Sib: Well, it wasn’t a problem in one sense in that RD thought it was perfectly acceptable to take an exam to get INTO a place where you might improve your logical faculties, he just thought once your faculties were improved you shouldn’t trample underfoot what you had learned and accept an accolade for doing so, but it was kind of a problem in that the students found the chess rather hard to follow. RD would start talking about Lucretian elements in the Aeneid & go to the board & talk about developing the argument on the queenside under the impression that he was helping the students with their exam technique, or he would say Now let’s look at some basic mating positions & have trouble with discipline. So he lost the job and got another job.

HC & RD still went to Fraenkel’s classes. Afterwards they would come out into the front quadrangle at Corpus, there is a statue of a pelican on a pillar in the centre of the quad and RD would pace in anguish around the pelican. HC was getting more and more depressed. Each day he went into the Bodleian at 9:00. At 1:00 he went back to college for lunch, and at 2:15 he was back in the Bodleian. At 6:15 he went back to his college unless of course it was the day of the seminar. Sometimes he worked in the Lower Reading Room, and sometimes he called up a manuscript and worked in Duke Humfrey. There would never be anyone to compete with ever again.

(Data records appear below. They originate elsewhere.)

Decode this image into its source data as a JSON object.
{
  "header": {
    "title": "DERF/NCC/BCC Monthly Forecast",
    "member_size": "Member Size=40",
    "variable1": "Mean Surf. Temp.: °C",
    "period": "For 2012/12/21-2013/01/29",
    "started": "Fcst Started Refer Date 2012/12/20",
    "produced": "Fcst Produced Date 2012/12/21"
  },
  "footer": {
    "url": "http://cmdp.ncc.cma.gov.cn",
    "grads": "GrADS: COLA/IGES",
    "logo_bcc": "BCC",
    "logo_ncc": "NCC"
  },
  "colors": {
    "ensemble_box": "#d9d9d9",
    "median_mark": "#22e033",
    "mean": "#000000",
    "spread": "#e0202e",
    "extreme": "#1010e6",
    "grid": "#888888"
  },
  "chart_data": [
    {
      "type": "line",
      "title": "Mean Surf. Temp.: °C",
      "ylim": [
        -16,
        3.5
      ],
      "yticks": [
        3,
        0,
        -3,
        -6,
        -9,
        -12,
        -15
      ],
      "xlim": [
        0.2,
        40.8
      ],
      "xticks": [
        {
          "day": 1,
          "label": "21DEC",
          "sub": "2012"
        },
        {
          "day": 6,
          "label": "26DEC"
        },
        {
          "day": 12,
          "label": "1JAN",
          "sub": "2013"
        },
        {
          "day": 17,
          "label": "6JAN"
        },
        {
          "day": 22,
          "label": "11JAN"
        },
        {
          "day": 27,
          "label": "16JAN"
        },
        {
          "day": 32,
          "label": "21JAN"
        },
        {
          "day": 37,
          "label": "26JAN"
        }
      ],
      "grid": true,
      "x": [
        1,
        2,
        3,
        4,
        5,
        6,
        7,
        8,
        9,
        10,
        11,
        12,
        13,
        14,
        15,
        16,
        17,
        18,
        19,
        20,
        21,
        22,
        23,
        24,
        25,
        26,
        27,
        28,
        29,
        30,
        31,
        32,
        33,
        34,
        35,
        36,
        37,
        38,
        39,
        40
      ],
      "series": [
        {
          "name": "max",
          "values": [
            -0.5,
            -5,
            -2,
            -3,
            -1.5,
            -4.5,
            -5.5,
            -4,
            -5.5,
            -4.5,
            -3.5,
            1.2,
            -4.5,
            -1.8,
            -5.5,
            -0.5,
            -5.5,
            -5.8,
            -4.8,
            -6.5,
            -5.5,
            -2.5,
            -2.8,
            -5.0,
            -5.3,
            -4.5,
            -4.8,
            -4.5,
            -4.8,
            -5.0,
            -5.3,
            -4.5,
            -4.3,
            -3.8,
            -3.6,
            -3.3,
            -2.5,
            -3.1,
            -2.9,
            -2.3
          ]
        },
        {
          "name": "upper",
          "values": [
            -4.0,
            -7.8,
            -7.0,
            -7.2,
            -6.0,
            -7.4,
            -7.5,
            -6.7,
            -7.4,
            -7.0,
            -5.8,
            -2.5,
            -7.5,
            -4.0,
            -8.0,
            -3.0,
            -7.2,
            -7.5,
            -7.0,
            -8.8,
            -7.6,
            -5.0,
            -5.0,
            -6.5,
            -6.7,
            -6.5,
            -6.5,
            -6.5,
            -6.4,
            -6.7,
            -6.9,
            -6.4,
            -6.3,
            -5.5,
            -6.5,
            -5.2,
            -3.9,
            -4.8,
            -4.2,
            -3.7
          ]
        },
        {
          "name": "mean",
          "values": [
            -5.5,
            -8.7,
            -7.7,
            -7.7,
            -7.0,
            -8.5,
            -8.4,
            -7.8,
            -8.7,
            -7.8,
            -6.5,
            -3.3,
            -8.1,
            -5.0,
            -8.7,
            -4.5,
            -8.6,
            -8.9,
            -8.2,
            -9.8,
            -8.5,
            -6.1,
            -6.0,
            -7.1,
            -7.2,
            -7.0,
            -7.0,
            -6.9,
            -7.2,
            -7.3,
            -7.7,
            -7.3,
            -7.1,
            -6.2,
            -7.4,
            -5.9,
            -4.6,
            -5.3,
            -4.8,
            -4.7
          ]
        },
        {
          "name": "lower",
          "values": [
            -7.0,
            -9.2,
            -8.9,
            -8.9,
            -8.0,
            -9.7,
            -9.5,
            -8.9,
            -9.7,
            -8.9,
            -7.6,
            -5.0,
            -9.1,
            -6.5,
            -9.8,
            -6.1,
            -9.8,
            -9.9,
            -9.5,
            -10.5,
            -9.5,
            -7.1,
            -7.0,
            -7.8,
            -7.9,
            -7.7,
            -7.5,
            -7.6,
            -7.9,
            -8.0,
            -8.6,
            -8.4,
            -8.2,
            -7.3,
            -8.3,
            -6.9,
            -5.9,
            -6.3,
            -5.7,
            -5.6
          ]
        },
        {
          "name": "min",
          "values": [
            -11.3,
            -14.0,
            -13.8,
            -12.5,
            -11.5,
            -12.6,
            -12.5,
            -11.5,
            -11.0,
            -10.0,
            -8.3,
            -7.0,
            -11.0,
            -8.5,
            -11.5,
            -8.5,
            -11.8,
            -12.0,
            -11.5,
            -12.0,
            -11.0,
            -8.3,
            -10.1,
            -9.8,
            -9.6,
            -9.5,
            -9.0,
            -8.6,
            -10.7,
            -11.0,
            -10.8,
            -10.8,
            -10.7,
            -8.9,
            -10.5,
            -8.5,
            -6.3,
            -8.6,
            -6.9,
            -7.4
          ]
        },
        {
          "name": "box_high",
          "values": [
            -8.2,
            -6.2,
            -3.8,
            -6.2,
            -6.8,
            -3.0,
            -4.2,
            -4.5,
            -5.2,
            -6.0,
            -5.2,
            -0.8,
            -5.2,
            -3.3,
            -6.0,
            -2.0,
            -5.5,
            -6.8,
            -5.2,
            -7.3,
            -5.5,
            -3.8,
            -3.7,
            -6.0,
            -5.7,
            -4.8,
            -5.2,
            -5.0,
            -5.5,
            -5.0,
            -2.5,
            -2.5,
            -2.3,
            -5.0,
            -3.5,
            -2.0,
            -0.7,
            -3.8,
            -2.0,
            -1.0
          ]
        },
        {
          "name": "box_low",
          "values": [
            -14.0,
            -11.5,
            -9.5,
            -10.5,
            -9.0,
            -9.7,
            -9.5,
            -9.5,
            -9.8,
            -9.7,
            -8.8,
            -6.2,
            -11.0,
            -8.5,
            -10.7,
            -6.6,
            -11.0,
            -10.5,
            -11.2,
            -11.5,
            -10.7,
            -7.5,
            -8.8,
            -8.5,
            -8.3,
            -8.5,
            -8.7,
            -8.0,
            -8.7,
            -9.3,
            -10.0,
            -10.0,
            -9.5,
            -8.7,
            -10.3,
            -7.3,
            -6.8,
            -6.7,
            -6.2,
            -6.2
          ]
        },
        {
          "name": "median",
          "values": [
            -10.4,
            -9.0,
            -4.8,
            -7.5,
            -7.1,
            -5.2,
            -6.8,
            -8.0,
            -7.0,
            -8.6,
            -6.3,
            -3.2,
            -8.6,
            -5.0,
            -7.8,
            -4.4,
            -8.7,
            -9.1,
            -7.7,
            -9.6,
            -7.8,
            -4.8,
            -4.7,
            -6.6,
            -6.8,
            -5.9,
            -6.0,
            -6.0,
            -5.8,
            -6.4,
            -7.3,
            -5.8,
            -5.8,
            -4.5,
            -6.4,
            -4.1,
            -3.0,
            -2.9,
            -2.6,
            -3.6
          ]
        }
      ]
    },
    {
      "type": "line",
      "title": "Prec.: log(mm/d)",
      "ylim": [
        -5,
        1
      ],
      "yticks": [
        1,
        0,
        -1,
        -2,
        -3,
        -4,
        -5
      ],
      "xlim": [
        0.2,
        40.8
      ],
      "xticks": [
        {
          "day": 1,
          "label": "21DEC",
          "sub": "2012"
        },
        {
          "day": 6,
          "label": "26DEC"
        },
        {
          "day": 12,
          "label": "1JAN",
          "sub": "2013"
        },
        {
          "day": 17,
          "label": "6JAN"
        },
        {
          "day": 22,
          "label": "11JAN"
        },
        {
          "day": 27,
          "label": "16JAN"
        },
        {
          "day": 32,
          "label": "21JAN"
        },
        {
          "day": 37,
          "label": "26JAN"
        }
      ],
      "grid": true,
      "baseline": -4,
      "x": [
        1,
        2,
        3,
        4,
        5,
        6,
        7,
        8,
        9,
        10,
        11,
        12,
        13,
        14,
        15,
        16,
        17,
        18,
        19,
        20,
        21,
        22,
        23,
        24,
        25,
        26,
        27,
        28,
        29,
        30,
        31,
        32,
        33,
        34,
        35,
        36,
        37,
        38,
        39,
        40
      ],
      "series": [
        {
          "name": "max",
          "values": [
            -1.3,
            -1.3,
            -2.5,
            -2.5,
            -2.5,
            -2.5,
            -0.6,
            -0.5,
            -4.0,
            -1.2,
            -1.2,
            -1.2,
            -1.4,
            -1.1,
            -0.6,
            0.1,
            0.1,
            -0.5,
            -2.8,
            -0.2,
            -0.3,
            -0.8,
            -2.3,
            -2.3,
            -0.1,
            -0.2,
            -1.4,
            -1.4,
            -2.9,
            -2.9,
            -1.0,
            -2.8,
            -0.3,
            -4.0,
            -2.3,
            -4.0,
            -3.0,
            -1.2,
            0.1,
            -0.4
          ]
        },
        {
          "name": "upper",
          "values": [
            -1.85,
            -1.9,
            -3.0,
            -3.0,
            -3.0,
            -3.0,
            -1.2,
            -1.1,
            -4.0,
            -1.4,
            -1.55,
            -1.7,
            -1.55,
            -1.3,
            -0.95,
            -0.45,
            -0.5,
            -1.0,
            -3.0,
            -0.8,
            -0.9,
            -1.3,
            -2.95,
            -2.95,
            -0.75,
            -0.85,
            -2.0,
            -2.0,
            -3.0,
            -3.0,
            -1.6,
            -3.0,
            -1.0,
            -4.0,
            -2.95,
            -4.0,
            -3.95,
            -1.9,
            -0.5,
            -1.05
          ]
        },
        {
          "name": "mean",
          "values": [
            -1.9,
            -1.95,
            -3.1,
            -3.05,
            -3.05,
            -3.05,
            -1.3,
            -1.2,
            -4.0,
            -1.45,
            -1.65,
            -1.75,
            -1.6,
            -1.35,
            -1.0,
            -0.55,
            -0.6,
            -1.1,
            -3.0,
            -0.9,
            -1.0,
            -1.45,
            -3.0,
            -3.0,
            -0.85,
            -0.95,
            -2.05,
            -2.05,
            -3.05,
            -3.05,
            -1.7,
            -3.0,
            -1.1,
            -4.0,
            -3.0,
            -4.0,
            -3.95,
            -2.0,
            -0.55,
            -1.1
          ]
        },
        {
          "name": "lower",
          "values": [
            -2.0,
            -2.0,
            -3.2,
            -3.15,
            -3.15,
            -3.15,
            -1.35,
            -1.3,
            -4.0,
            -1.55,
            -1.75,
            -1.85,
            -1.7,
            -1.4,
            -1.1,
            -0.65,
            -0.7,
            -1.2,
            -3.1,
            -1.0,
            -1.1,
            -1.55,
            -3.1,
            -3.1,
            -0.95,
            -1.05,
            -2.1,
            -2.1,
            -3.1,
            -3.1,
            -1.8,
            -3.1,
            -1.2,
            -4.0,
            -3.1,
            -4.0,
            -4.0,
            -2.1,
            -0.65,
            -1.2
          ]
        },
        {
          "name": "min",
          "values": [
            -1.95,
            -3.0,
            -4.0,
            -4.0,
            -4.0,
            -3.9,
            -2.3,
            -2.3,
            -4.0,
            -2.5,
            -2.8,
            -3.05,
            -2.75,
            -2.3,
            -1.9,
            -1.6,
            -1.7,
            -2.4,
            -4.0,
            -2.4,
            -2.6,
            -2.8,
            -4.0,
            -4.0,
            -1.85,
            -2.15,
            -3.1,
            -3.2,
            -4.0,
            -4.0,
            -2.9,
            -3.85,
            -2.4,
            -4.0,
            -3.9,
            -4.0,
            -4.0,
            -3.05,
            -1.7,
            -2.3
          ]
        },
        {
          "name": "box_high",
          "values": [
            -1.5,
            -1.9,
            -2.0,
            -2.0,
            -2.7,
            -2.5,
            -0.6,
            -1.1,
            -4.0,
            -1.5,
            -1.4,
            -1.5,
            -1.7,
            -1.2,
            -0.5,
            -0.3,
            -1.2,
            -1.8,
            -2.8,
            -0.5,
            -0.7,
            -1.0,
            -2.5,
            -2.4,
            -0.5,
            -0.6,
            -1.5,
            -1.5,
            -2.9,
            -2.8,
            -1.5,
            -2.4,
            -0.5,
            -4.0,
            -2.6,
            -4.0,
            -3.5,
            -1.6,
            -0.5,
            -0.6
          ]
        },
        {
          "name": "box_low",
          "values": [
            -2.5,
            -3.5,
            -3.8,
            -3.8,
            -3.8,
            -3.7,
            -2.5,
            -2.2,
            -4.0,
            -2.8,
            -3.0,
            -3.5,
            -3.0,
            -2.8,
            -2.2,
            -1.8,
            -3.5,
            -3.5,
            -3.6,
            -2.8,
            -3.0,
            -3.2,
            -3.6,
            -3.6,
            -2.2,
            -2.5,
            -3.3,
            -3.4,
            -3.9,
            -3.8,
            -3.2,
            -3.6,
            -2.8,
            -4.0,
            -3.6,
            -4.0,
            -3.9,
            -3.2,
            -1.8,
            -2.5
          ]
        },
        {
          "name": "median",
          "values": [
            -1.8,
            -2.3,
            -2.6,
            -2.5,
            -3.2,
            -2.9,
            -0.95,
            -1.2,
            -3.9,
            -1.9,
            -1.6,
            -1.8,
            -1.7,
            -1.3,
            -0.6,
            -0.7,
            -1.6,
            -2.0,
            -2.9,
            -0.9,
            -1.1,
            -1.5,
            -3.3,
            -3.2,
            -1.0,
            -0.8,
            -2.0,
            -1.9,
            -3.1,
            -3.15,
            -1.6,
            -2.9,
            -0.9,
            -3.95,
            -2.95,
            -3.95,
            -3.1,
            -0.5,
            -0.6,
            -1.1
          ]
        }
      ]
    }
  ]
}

He was weary of philology, weary of tracing the corruption of sounds in their written relics. He wanted to go where a language was not written. He wanted to go where all utterances died with breath.

Then he heard that there was a strange silent tribe in the desert of Kyzylkum. They refused to let anyone who was not of the tribe know its language and any member of the tribe who repeated a word in the presence of a foreigner was punished by death.

HC did some research and he eventually came to the exciting conclusion that the references to a lost silent tribe in four or five separate historical traditions might be to the same tribe which being nomadic had ranged over thousands of miles for thousands of years. He decided to find it.

He spent seven years learning Chinese and Uralic and Altaic and Slavic and Semitic languages, and at the end of his Fellowship he set off for the desert.

It was not easy to get to Kyzylkum. He tried to fly to Moscow but he could not get a visa. He tried to get over the border into Turkmenistan from Iran & was turned back. He went to Afghanistan & tried to cross the border into Uzbekistan & was turned back. Then he thought perhaps he could go to Pakistan and cross the Pamirs to Tajikistan and so trek on to Kyzylkum but he was turned back again.

Then he decided to start his quest at the other end. His theory was that the tribe ranged all the way from the Mongolian plateau to the desert of Kyzylkum and he now decided to make for Mongolia instead.

He travelled to China, pretending to be a simple tourist.

HC joined a package tour to avoid suspicion. The tour included a visit to Xinjiang, a province in the far northwest of the country; his plan was to leave the group at Ürümqi and make his way to the Mongolian border. On the second day of the tour it was announced that the Xinjiang leg of the tour had been cancelled to allow more time for celebrated landscapes of art and poetry.